Note-se que em muitas das gravações originais de Gonzaga nos anos 40 e de Jackson nos anos 50 observamos, como consequência inevitável da influência dos arranjadores e instrumentistas em cujo meio eles viviam, a presença de instrumentos mais intuitivamente associados ao samba e ao choro: o violão (fazendo a famosa “baixaria”), o cavaquinho, a flauta e o clarinete. 

Não esqueçamos também que um dos baiões de maior sucesso em todos os tempos foi “Delicado”, de 1951, no cavaquinho de Valdir Azevedo.

Quem leva a sério a definição de um formato “oficial” para o forró de raiz deveria fazer um estudo detalhado da presença e da função de todos estes instrumentos (e outros que não citei) na discografia essencial não apenas de Gonzagão e de Jackson, mas também na de outros artistas que tiveram influência decisiva na invenção da Música Fonográfica Nordestina: Manezinho Araújo (cujas emboladas tiveram um papel importantíssimo na criação de uma nordestinidade musical), João do Vale, Marinês, Ary Lobo e outros.

Surge então uma pergunta: será que instrumental é um fator decisivo para definir um gênero de música? 

Muitas vezes, sim. Na criação de um gênero, os instrumentos usados são algo crucial. Depois que o rock-and-roll já existia e tinha perfil próprio, teve gente fazendo rock com violão acústico, com orquestra sinfônica, com o escambau. Mas o rock não seria o que é se tivesse sido criado sem guitarra, baixo e bateria. O mesmo ocorre com os variados gêneros nordestinos que se escondem sob o rótulo “forró”.

Depois que o forró foi formatado, o próprio Luiz Gonzaga usou guitarra e baixo, e com bons resultados, como por exemplo “O fole roncou”. Eram sonoridades novas superpondo-se a um formato já assimilado e a um contexto cultural já definido. Mas quem pegar as gravações originais de Gonzagão e de Jackson irá se surpreender com a variedade de instrumentos utilizados e principalmente com o minimalismo de efeitos. 

Hoje em dia as bandas mais parecem um pelotão de fuzilamento: a gente vê shows de forró com duas ou três sanfonas no palco, um teclado, um monte de vocalistas, guitarras e baixo, bateria, percussão completa, mais uma zabumba... É um quebra-quebra–guabiraba onde mal se consegue perceber a melodia, a sequência harmônica, a letra.

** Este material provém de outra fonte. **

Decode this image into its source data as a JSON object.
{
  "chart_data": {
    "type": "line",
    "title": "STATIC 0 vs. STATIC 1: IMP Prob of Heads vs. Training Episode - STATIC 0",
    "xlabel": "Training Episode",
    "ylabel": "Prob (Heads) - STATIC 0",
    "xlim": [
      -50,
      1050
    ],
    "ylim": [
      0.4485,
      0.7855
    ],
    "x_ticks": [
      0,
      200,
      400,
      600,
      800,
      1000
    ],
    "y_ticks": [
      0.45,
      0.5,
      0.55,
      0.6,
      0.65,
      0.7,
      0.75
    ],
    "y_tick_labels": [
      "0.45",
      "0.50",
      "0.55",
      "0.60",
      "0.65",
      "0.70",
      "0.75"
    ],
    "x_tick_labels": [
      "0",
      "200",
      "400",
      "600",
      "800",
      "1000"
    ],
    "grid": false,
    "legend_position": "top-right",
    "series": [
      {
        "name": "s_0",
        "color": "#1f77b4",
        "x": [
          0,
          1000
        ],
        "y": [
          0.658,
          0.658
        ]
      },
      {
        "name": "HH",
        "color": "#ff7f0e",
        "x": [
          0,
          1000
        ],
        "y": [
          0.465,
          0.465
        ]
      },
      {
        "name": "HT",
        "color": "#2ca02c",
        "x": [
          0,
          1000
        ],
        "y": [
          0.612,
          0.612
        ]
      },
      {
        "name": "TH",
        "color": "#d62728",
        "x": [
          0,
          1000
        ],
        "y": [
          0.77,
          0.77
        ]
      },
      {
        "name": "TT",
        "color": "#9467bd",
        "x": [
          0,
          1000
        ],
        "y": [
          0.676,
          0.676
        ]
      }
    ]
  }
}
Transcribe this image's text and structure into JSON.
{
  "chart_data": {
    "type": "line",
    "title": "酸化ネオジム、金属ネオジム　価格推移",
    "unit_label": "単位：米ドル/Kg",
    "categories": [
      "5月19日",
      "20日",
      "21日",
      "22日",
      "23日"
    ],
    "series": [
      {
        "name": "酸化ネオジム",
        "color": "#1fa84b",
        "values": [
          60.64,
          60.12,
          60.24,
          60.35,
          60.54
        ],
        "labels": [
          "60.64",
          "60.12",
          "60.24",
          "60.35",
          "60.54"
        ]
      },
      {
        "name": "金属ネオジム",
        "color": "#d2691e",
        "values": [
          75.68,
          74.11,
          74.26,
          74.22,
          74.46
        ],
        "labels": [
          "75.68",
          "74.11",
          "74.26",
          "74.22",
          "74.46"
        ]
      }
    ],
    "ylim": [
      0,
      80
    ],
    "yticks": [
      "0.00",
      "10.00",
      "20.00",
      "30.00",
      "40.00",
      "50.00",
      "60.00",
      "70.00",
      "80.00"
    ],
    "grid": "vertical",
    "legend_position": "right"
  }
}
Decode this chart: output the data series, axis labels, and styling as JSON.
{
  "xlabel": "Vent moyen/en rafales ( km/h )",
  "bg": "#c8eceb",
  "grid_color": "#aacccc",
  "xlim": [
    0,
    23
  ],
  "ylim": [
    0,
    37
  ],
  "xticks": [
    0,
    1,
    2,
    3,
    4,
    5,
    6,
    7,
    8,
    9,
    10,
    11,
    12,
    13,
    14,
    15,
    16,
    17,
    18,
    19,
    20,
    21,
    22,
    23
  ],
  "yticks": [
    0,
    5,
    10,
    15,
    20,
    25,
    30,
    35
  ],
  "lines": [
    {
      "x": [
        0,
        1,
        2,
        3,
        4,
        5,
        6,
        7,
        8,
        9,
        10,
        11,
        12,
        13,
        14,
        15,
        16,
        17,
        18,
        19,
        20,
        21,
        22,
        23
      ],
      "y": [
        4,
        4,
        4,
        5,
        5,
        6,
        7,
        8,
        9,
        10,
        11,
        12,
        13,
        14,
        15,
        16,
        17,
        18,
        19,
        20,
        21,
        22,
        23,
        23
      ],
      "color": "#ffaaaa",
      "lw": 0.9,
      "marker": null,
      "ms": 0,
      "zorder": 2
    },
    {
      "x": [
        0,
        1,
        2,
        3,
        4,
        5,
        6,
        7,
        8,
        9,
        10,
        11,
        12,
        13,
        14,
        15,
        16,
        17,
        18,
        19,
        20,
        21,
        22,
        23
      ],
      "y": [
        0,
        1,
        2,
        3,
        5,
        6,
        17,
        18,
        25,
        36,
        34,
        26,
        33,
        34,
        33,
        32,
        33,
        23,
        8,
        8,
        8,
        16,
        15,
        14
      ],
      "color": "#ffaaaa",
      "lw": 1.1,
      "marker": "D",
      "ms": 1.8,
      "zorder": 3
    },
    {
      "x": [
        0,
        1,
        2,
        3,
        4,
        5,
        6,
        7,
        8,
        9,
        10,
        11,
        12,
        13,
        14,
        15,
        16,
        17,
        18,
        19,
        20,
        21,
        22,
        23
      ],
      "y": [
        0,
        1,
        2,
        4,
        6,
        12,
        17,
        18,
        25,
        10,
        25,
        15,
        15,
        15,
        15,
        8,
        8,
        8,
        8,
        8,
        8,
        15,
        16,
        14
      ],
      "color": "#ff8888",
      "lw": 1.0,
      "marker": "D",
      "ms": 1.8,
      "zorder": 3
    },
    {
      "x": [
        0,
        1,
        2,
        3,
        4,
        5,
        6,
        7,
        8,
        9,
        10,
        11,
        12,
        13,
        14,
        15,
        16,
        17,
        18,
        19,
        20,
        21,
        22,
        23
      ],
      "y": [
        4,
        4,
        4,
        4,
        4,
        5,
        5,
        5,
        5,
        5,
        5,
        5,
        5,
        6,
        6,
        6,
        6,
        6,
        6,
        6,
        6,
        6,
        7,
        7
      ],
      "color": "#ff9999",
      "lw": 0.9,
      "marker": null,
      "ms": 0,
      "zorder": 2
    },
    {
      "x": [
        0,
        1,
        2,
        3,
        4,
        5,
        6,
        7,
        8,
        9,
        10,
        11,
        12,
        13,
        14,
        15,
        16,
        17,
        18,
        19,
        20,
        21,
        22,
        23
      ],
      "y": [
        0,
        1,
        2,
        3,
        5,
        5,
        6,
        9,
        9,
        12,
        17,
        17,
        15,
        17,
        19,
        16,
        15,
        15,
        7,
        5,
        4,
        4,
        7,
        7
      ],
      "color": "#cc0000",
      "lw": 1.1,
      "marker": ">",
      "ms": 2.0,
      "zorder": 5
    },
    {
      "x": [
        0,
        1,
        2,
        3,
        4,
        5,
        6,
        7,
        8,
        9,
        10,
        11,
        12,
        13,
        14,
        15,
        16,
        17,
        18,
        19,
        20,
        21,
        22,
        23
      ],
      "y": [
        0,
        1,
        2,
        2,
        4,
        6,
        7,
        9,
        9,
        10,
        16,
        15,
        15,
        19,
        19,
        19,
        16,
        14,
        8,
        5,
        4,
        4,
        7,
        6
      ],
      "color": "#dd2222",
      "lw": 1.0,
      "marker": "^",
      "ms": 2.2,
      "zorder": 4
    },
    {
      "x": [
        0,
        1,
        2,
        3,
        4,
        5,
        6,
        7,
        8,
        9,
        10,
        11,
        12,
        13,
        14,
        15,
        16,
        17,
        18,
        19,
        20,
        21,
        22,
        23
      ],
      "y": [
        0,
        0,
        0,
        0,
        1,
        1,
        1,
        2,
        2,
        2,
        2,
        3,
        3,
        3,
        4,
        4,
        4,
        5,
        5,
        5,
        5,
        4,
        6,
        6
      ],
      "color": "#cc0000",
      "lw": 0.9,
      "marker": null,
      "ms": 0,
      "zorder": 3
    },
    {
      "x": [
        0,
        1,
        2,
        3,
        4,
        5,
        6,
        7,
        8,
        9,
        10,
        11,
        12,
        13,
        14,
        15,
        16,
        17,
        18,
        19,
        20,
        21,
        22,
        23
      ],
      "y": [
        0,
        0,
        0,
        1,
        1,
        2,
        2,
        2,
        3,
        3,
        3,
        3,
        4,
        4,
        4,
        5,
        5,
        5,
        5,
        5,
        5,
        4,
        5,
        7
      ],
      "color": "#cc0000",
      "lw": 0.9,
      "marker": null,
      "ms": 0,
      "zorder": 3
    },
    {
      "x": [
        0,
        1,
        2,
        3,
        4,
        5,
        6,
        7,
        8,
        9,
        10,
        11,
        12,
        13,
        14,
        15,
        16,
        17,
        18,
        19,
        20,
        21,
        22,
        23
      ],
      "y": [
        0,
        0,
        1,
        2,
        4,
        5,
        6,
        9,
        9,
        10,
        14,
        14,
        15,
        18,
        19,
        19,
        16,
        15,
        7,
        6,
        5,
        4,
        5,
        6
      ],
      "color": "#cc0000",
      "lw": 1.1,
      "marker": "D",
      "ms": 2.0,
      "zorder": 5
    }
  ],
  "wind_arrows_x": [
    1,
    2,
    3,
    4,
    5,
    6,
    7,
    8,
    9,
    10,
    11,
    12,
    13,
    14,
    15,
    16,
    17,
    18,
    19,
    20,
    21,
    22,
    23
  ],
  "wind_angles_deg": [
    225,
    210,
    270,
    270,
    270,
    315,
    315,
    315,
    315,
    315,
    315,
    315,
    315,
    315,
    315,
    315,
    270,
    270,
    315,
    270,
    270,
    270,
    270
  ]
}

Peguem os discos antigos de Jackson do Pandeiro. Uma zabumba marcando, o pandeiro fornecendo os balanceios, um ganzá ou reco-reco fazendo aquele traço de continuidade que serve como um trilho de trem, um violão bordando os baixos nas cordas de cima, uma sanfona discreta emergindo para os solos... e o cantor. Ninguém hoje em dia faz tanto com tão pouco.